Codependant No More by Melody Beatty – This is the progenetor of the self-help genre. Some of it is dated, but I found a great deal of it helpful in maintaining healthy relationships with myself and others. I recommend this book to anyone who struggles with relationships and boundaries.
My Own Country by Abraham Verghese – This book devestated me. Abraham Verghese – an Indian immigrant doctor from Ethiopia – recounts his experience being the sole doctor in a rural Tennessee town treating the rise of AIDS in the eighties. Being from Appalachia myself, this one hit close to home. It is sublimely, movingly written.
Atonement by Ian McEwan – I absolutely loved this book. I could rave about this novel for days. Please just read it.
The Life-Changing Magic of Tidying Up by Marie Kondo – I desperately needed this book, filth wizard that I am. She also talks endlessly about how socks have feelings.
Brain on Fire: My Month of Madness by Susanah Cahalan – I was ultimately left disappointed by this book. It started strong, and it’s premise is fantastic: an up and coming journalist is afflicted by a mysterious disease that renders her insane. After her recovery, she investigates her own illness, and forgotten month, by interviewing friends, doctors, and family. It should have been riveting, but it wasn’t. It felt like a very earnest senior project from an English major – lots of passion but poorly written.

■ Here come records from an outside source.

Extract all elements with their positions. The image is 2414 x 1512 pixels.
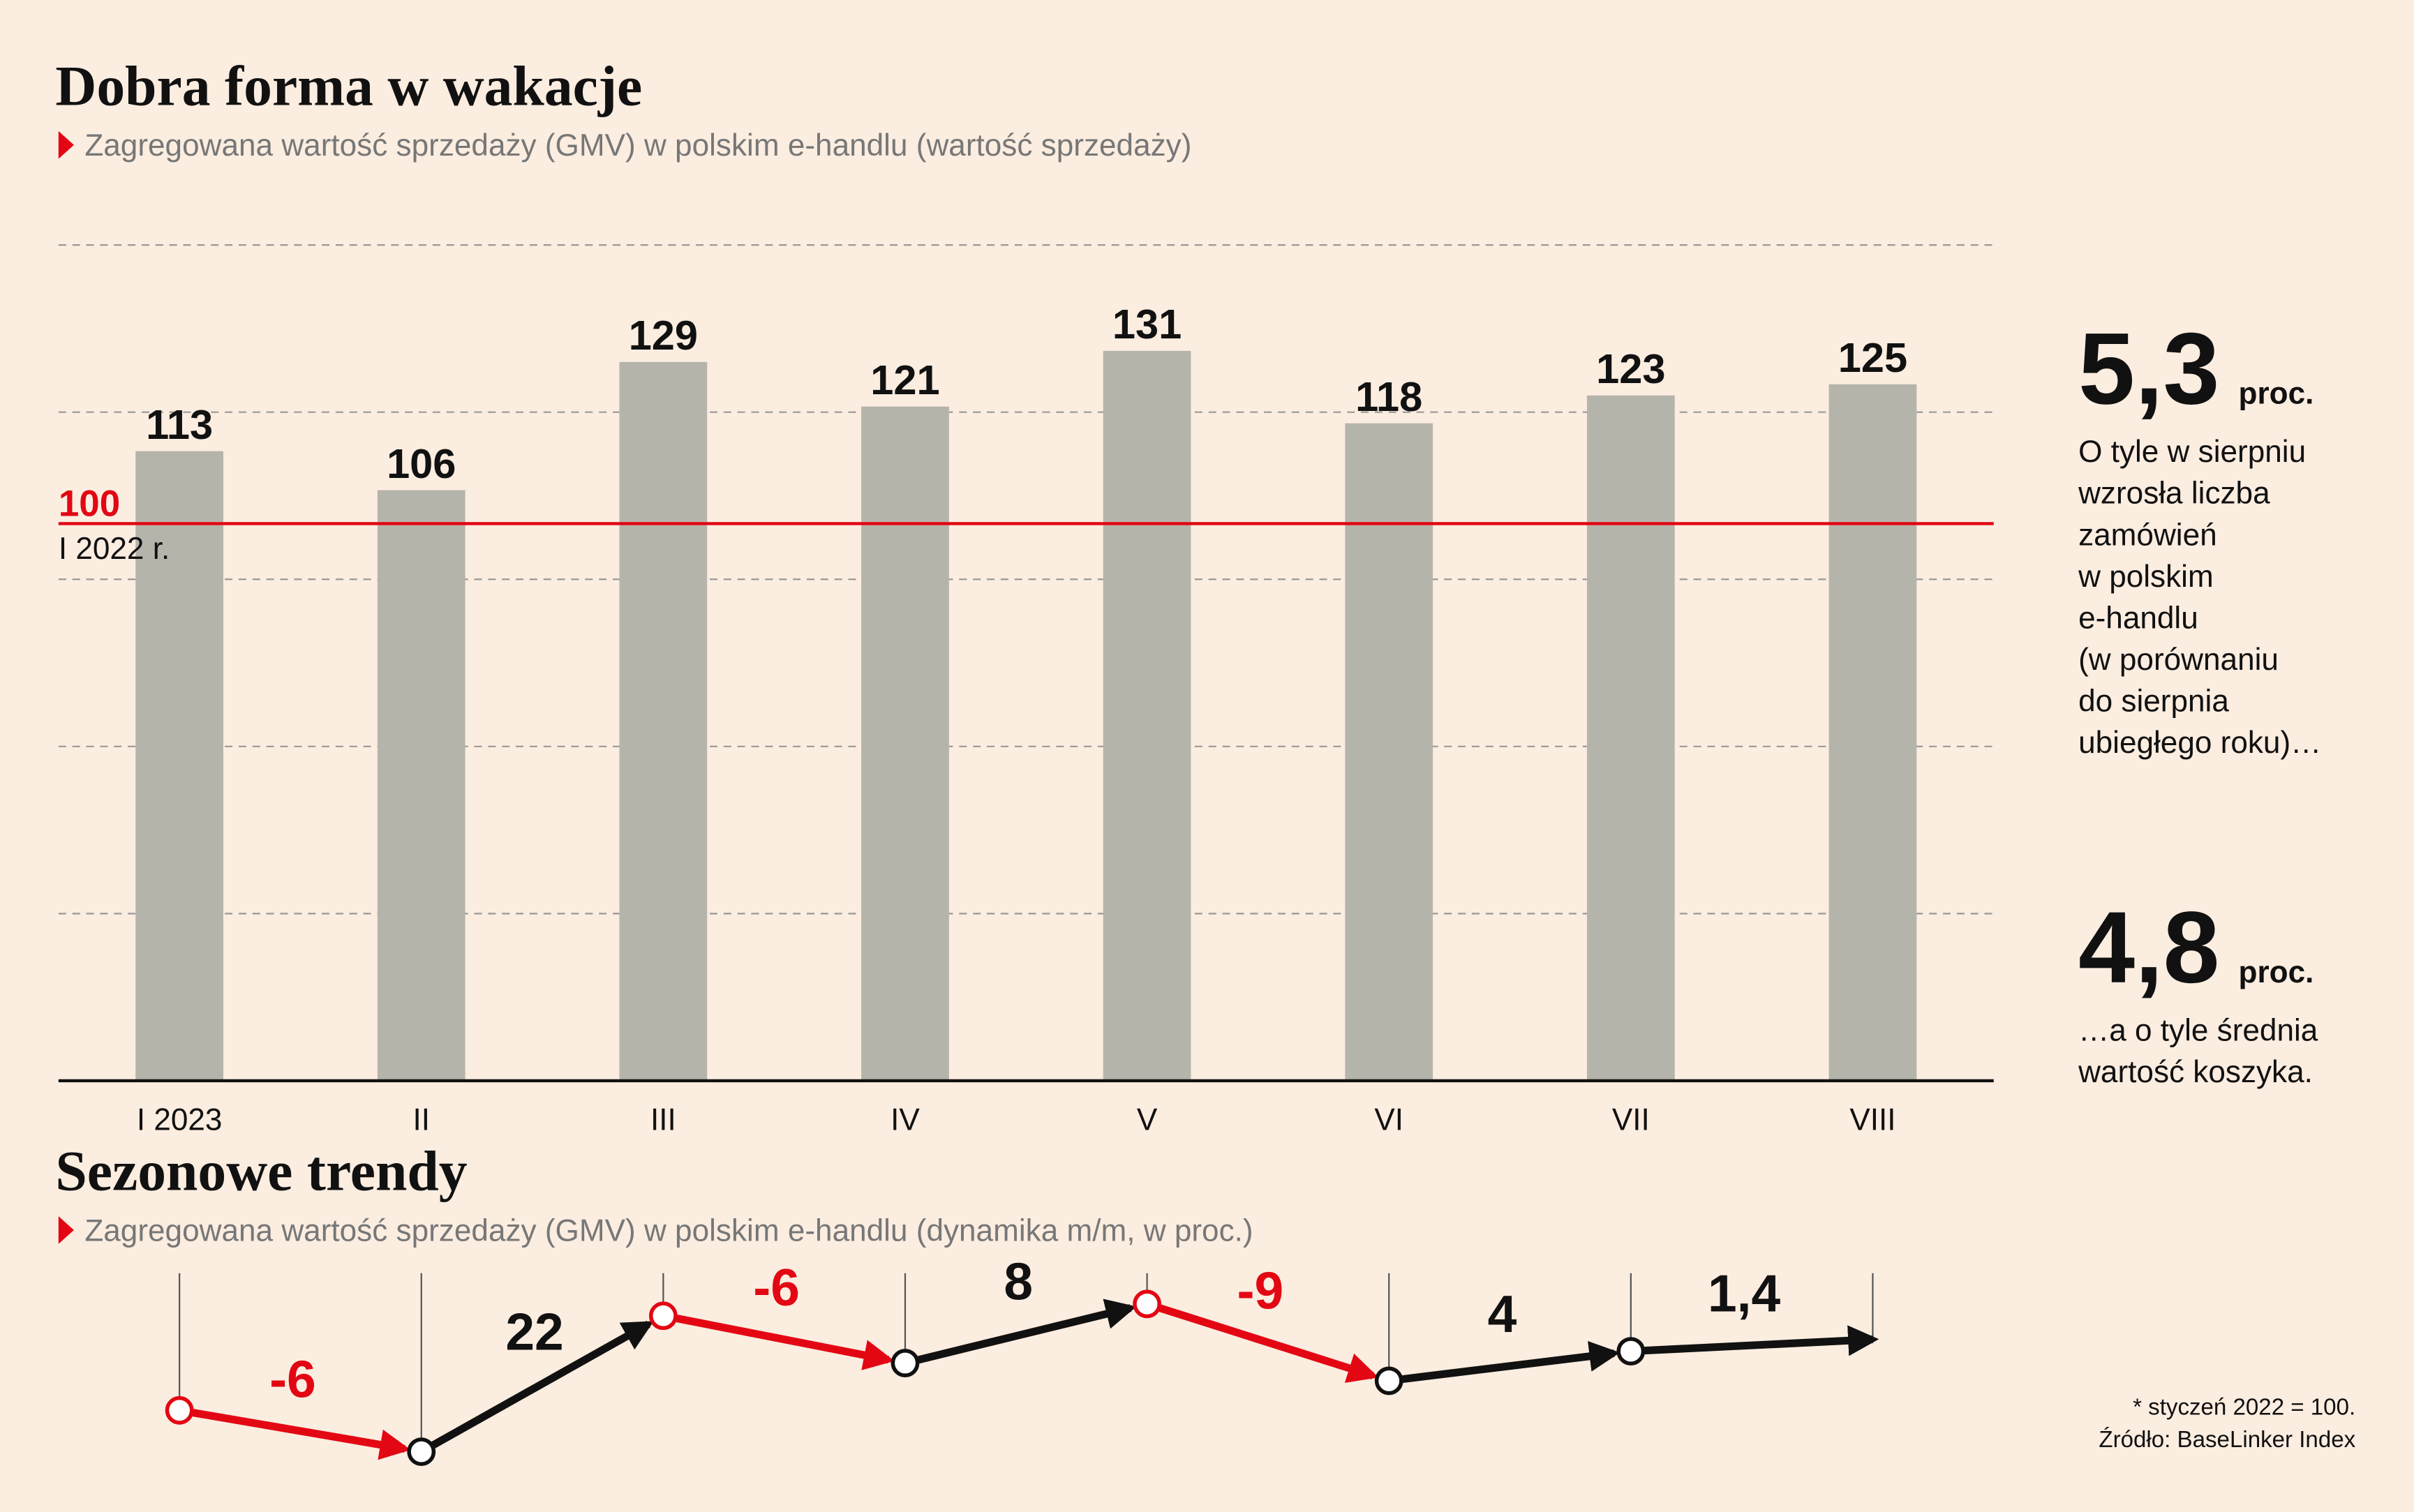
value-label: 129 [629,312,698,359]
value-label: 123 [1596,345,1665,392]
index-point [407,1437,436,1467]
annotation-text: zamówień [2078,518,2217,552]
x-tick-label: V [1137,1103,1158,1137]
reference-label: 100 [59,483,120,524]
index-point [165,1395,194,1425]
change-arrow [192,1409,411,1460]
big-number: 5,3 [2078,311,2219,425]
chart-title: Dobra forma w wakacje [55,54,642,117]
annotation-text: …a o tyle średnia [2078,1014,2318,1048]
change-label: 1,4 [1708,1264,1781,1323]
bar [1828,384,1917,1081]
x-tick-label: VI [1374,1103,1403,1137]
annotation-text: O tyle w sierpniu [2078,435,2306,469]
bar [1586,395,1675,1081]
x-tick-label: VIII [1849,1103,1895,1137]
annotation-text: do sierpnia [2078,684,2229,719]
chart-title: Sezonowe trendy [55,1139,467,1203]
change-arrow [1402,1340,1620,1384]
x-tick-label: VII [1612,1103,1650,1137]
value-label: 121 [870,357,939,403]
chart-subtitle: Zagregowana wartość sprzedaży (GMV) w po… [84,128,1191,163]
index-point [1374,1366,1403,1395]
value-label: 113 [146,401,213,448]
bar [619,361,708,1081]
change-label: 4 [1488,1285,1517,1343]
bar [861,406,949,1081]
big-number-unit: proc. [2239,955,2314,989]
annotation-text: wzrosła liczba [2078,477,2270,511]
subtitle-marker [58,130,74,159]
index-point [1133,1289,1162,1319]
change-label: -6 [269,1349,316,1408]
big-number-unit: proc. [2239,376,2314,410]
index-point [1616,1337,1646,1366]
bar [135,451,224,1081]
annotation-text: wartość koszyka. [2078,1055,2313,1089]
x-tick-label: II [412,1103,430,1137]
change-arrow [431,1320,654,1449]
x-tick-label: III [650,1103,676,1137]
x-tick-label: IV [891,1103,920,1137]
change-arrow [1644,1325,1879,1356]
value-label: 125 [1838,334,1907,381]
change-label: -9 [1237,1261,1284,1319]
annotation-text: w polskim [2078,560,2214,594]
change-arrow [1158,1304,1379,1383]
index-point [648,1301,678,1331]
annotation-text: ubiegłego roku)… [2078,726,2321,760]
value-label: 106 [387,440,456,487]
source: Źródło: BaseLinker Index [2099,1427,2355,1453]
change-arrow [917,1298,1137,1364]
reference-note: I 2022 r. [59,532,170,566]
annotation-text: (w porównaniu [2078,643,2279,677]
value-label: 118 [1355,373,1422,420]
change-label: 8 [1004,1252,1033,1311]
bar [377,490,465,1081]
change-label: 22 [505,1303,563,1361]
footnote: * styczeń 2022 = 100. [2133,1395,2355,1421]
value-label: 131 [1112,301,1182,347]
big-number: 4,8 [2078,890,2219,1004]
change-label: -6 [753,1258,800,1317]
subtitle-marker [58,1216,74,1244]
annotation-text: e-handlu [2078,601,2198,635]
index-point [891,1349,920,1377]
bar [1345,423,1433,1081]
bar [1103,350,1191,1081]
change-arrow [676,1315,895,1370]
x-tick-label: I 2023 [137,1103,223,1137]
chart-subtitle: Zagregowana wartość sprzedaży (GMV) w po… [84,1213,1253,1248]
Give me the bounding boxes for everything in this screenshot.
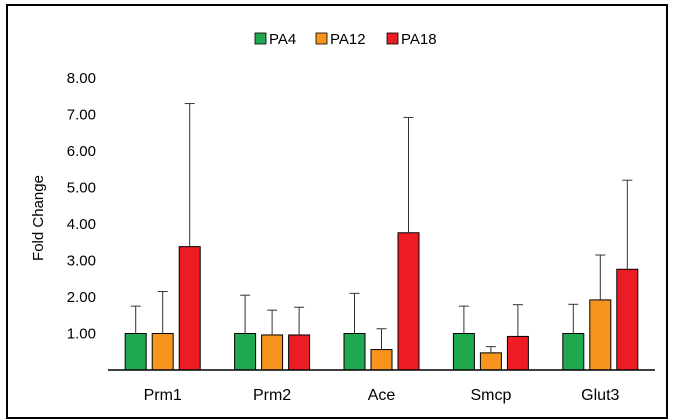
bar-pa18-ace [397, 232, 420, 371]
bar-pa12-prm1 [151, 333, 174, 371]
bar-pa4-smcp [452, 333, 475, 371]
y-tick-label: 7.00 [67, 107, 96, 124]
y-axis: 8.00 7.00 6.00 5.00 4.00 3.00 2.00 1.00 [67, 70, 96, 343]
bar-pa12-ace [370, 349, 393, 371]
x-tick-label: Ace [368, 387, 396, 404]
bar-pa18-prm2 [288, 334, 311, 371]
legend: PA4 PA12 PA18 [254, 31, 437, 48]
bar-pa18-glut3 [616, 268, 639, 371]
legend-label-pa18: PA18 [401, 31, 437, 48]
x-tick-label: Glut3 [581, 387, 619, 404]
legend-swatch-pa18 [386, 32, 399, 45]
bar-pa18-prm1 [178, 246, 201, 371]
bar-pa12-glut3 [589, 299, 612, 371]
bar-pa4-glut3 [562, 333, 585, 371]
y-tick-label: 5.00 [67, 180, 96, 197]
bar-pa4-prm2 [234, 333, 257, 371]
bar-pa18-smcp [506, 335, 529, 371]
y-tick-label: 3.00 [67, 253, 96, 270]
legend-swatch-pa12 [315, 32, 328, 45]
x-tick-label: Smcp [470, 387, 511, 404]
x-axis: Prm1 Prm2 Ace Smcp Glut3 [108, 369, 655, 404]
bar-pa12-smcp [479, 352, 502, 371]
chart-frame [6, 4, 668, 419]
bar-pa4-prm1 [124, 333, 147, 371]
bar-pa4-ace [343, 333, 366, 371]
y-tick-label: 6.00 [67, 143, 96, 160]
y-tick-label: 4.00 [67, 216, 96, 233]
y-tick-label: 1.00 [67, 326, 96, 343]
y-tick-label: 8.00 [67, 70, 96, 87]
x-tick-label: Prm1 [144, 387, 182, 404]
y-axis-title: Fold Change [30, 175, 47, 261]
legend-label-pa4: PA4 [269, 31, 296, 48]
bars [124, 103, 639, 371]
x-tick-label: Prm2 [253, 387, 291, 404]
legend-swatch-pa4 [254, 32, 267, 45]
bar-pa12-prm2 [261, 334, 284, 371]
legend-label-pa12: PA12 [330, 31, 366, 48]
y-tick-label: 2.00 [67, 289, 96, 306]
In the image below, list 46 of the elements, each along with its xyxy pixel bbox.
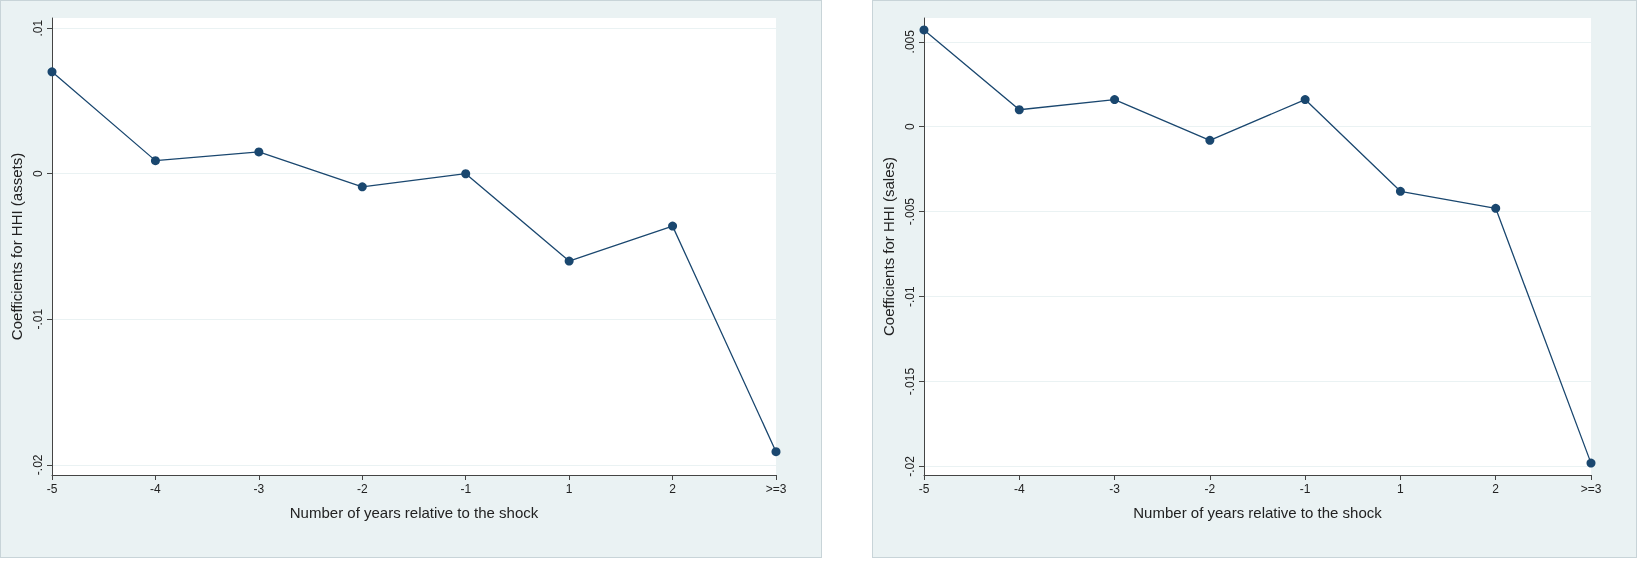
x-tick-label: -5	[918, 482, 930, 496]
point	[1395, 186, 1405, 196]
point	[47, 67, 57, 77]
point	[1014, 105, 1024, 115]
point	[461, 169, 471, 179]
x-tick-label: -3	[253, 482, 265, 496]
y-axis-title: Coefficients for HHI (sales)	[880, 157, 897, 336]
x-tick-label: 1	[565, 482, 573, 496]
point	[150, 156, 160, 166]
x-tick-label: 2	[1492, 482, 1500, 496]
y-tick-label: -.015	[903, 367, 917, 396]
y-tick-label: 0	[903, 123, 917, 131]
y-tick-label: .01	[31, 19, 45, 37]
point	[1491, 203, 1501, 213]
point	[1110, 95, 1120, 105]
point	[919, 25, 929, 35]
x-tick-label: 1	[1397, 482, 1405, 496]
x-tick-label: -1	[460, 482, 472, 496]
y-tick-label: -.02	[31, 454, 45, 476]
x-tick-label: >=3	[765, 482, 787, 496]
y-tick-label: -.01	[31, 308, 45, 330]
y-tick-label: -.02	[903, 455, 917, 477]
y-tick-label: 0	[31, 170, 45, 178]
x-tick-label: -2	[356, 482, 368, 496]
x-tick-label: -4	[1013, 482, 1025, 496]
point	[564, 256, 574, 266]
y-tick-label: .005	[903, 29, 917, 54]
x-tick-label: >=3	[1580, 482, 1602, 496]
point	[1205, 135, 1215, 145]
x-tick-label: -3	[1109, 482, 1121, 496]
x-axis-title: Number of years relative to the shock	[289, 504, 539, 521]
point	[254, 147, 264, 157]
x-axis-title: Number of years relative to the shock	[1133, 504, 1383, 521]
x-tick-label: -2	[1204, 482, 1216, 496]
point	[668, 221, 678, 231]
y-axis-title: Coefficients for HHI (assets)	[8, 152, 25, 341]
x-tick-label: -4	[150, 482, 162, 496]
y-tick-label: -.01	[903, 285, 917, 307]
point	[771, 447, 781, 457]
x-tick-label: 2	[669, 482, 677, 496]
point	[1586, 458, 1596, 468]
point	[1300, 95, 1310, 105]
y-tick-label: -.005	[903, 197, 917, 226]
point	[357, 182, 367, 192]
x-tick-label: -1	[1299, 482, 1311, 496]
x-tick-label: -5	[46, 482, 58, 496]
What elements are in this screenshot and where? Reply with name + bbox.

Gaudy Night by Dorothy Sayers – A philosophical mystery which takes place in Oxford. While the mystery unfolds, it addresses feminism, writing, intellect, and all other sorts of wonderful philosophical issues. It’s a challenge to get through, but absolutely delicious.
A Wrinkle in Time by Madeleine L’Engle – Still my favorite children’s book ever.
We Hold These Truths to be Self Evident by Oliver DeMille – A conservative, libertarian Mormon (and founder A Thomas Jefferson Education) puts forth 12 principles of Natural Law that a nation must follow to survive. Of course, according to him, we are breaking all of them. I found this interesting, but poorly written and argued.
The Noonday Demon: An Atlas of Depression by Andrew Solomon – of all the books I read this year, this one was the hardest to get through. It explores every aspect of depression: the experience, the science, treatment, suicide, populations, and politics. It is a devestating read. If you want to gain a better understanding of depression, I encourage you to read this book, even though it left me speechless.